Scraping camp sites with Haskell part 2

Sat, Oct 10, 2020

As the destiny of this software is to be ran multiple times and update the same data if changed I sought to make the experience of re-hydrating the db a little better. Since I am using Database.Persist I noticed that I am using insertMany_ instead of the repsertMany. respertMany is an interesting function which will replace any data of the same key and then if no key exists it will insert a new record. The first step to using repsertMany is to pick a key to which we will be repsert’ing on. Since the columns for StatePark aren’t quite as unique as a I wanted I decided to create a new slug from the name. The type signature for the slugify function is super simple.

slugify :: String -> String

The implementation of the function uses the idea that the String Monad can be map’d over in the following way.

slugify :: String -> String
slugify s =
  let repl ' ' = '-'
      repl c = c
  in
    unpack $ toLower $ pack (Prelude.map repl (s))

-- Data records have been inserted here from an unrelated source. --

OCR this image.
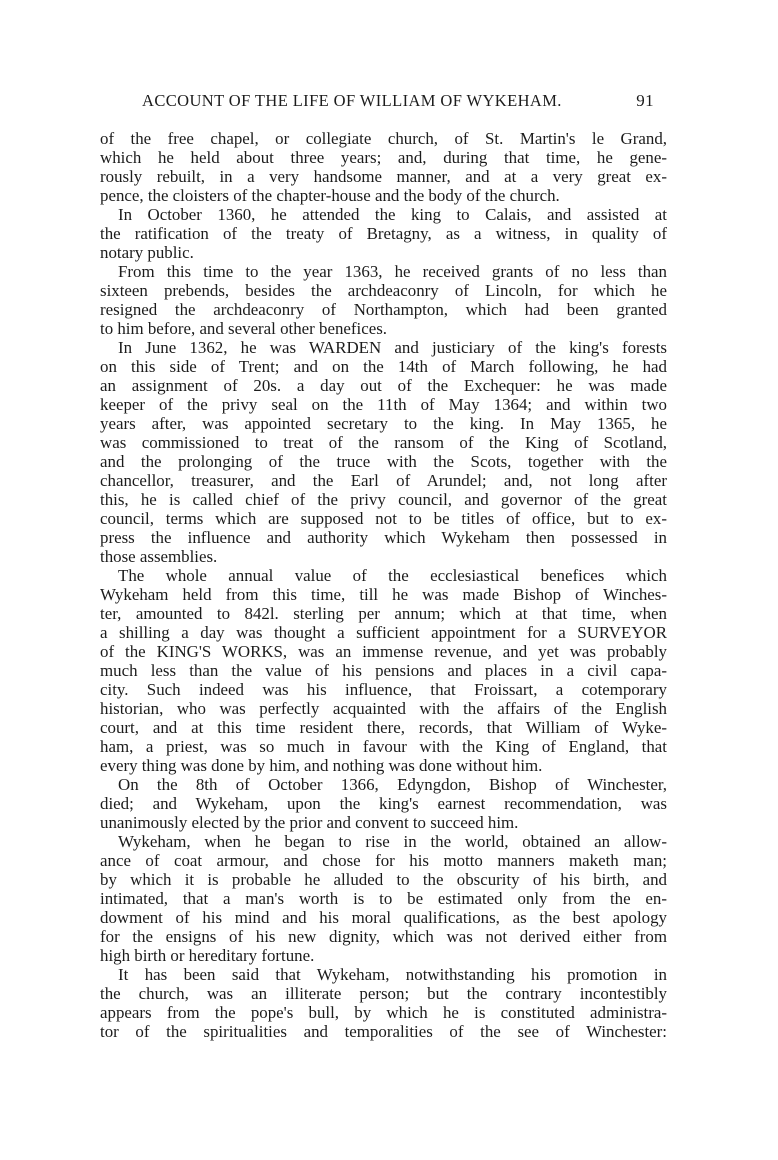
ACCOUNT OF THE LIFE OF WILLIAM OF WYKEHAM.	91

of the free chapel, or collegiate church, of St. Martin's le Grand,

which he held about three years; and, during that time, he gene-

rously rebuilt, in a very handsome manner, and at a very great ex-

pence, the cloisters of the chapter-house and the body of the church.

In October 1360, he attended the king to Calais, and assisted at

the ratification of the treaty of Bretagny, as a witness, in quality of

notary public.

From this time to the year 1363, he received grants of no less than

sixteen prebends, besides the archdeaconry of Lincoln, for which he

resigned the archdeaconry of Northampton, which had been granted

to him before, and several other benefices.

In June 1362, he was WARDEN and justiciary of the king's forests

on this side of Trent; and on the 14th of March following, he had

an assignment of 20s. a day out of the Exchequer: he was made

keeper of the privy seal on the 11th of May 1364; and within two

years after, was appointed secretary to the king. In May 1365, he

was commissioned to treat of the ransom of the King of Scotland,

and the prolonging of the truce with the Scots, together with the

chancellor, treasurer, and the Earl of Arundel; and, not long after

this, he is called chief of the privy council, and governor of the great

council, terms which are supposed not to be titles of office, but to ex-

press the influence and authority which Wykeham then possessed in

those assemblies.

The whole annual value of the ecclesiastical benefices which

Wykeham held from this time, till he was made Bishop of Winches-

ter, amounted to 842l. sterling per annum; which at that time, when

a shilling a day was thought a sufficient appointment for a SURVEYOR

of the KING'S WORKS, was an immense revenue, and yet was probably

much less than the value of his pensions and places in a civil capa-

city. Such indeed was his influence, that Froissart, a cotemporary

historian, who was perfectly acquainted with the affairs of the English

court, and at this time resident there, records, that William of Wyke-

ham, a priest, was so much in favour with the King of England, that

every thing was done by him, and nothing was done without him.

On the 8th of October 1366, Edyngdon, Bishop of Winchester,

died; and Wykeham, upon the king's earnest recommendation, was

unanimously elected by the prior and convent to succeed him.

Wykeham, when he began to rise in the world, obtained an allow-

ance of coat armour, and chose for his motto manners maketh man;

by which it is probable he alluded to the obscurity of his birth, and

intimated, that a man's worth is to be estimated only from the en-

dowment of his mind and his moral qualifications, as the best apology

for the ensigns of his new dignity, which was not derived either from

high birth or hereditary fortune.

It has been said that Wykeham, notwithstanding his promotion in

the church, was an illiterate person; but the contrary incontestibly

appears from the pope's bull, by which he is constituted administra-

tor of the spiritualities and temporalities of the see of Winchester:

I’m still trying to figure out if there is a better way than pack/unpack’ing. After we have this method it becomes easy to add a new column nameSlug which we can use to ‘key’ off of.

-- Database Persistence
share
  [mkPersist sqlSettings, mkMigrate "migrateAll"]
  [persistLowerCase|
StatePark
  name String
  nameSlug String
  link String
  hasReservation Bool
  deriving Show
|]

My getStateParks function now just needs another argument when creating a StatePark

getStateParks :: IO [StatePark]
getStateParks = do
  scrapedFromURL <- scrapeURL stateParksURL stateParksScraper
  return $
    Prelude.map scrapedMapConverter (fromJust scrapedFromURL)
  where
    scrapedMapConverter (ScrapedStatePark n l True) = StatePark (unpack n) (slugify $ unpack n) (unpack l) False <==== added new arg for nameSlug using slugify

Now we need to see what our updated function repsertMany needs for arguments which we can see in its type signature.

repsertMany :: (MonadIO m, PersistRecordBackend record backend) => [(Key record, record)] -> ReaderT backend m ()

First off what is a Key record? This is the primary key and we can indicate what we want as a primary in our schema code.

-- Database Persistence
share
  [mkPersist sqlSettings, mkMigrate "migrateAll"]
  [persistLowerCase|
StatePark
  name String
  nameSlug String
  Primary nameSlug
  link String
  hasReservation Bool
  deriving Show
|]

This is the equivalent of executing

CREATE TABLE "state_park"( PRIMARY KEY ("name_slug"),"name" VARCHAR NOT NULL,"name_slug" VARCHAR NOT NULL,"link" VARCHAR NOT NULL,"has_reservation" BOOLEAN NOT NULL)

The next step is to create something resembling

[(Key record, record)]

This needs something like

[record] -> [(Key record, record)]

which is basically

(Key StatePark, StatePark)

The way we create one is through concatenating the name of the model StatePark with the Key keyword. In order to construct the more correct StateParkKey String we can use the following syntax.

(StateParkKey (slugify $ unpack n) , StatePark (unpack n) (slugify $ unpack n) (unpack l) True)

With all the above updates we are now able to consistently update and hydrate the database from our subsequent scrapes!

Progress is on github.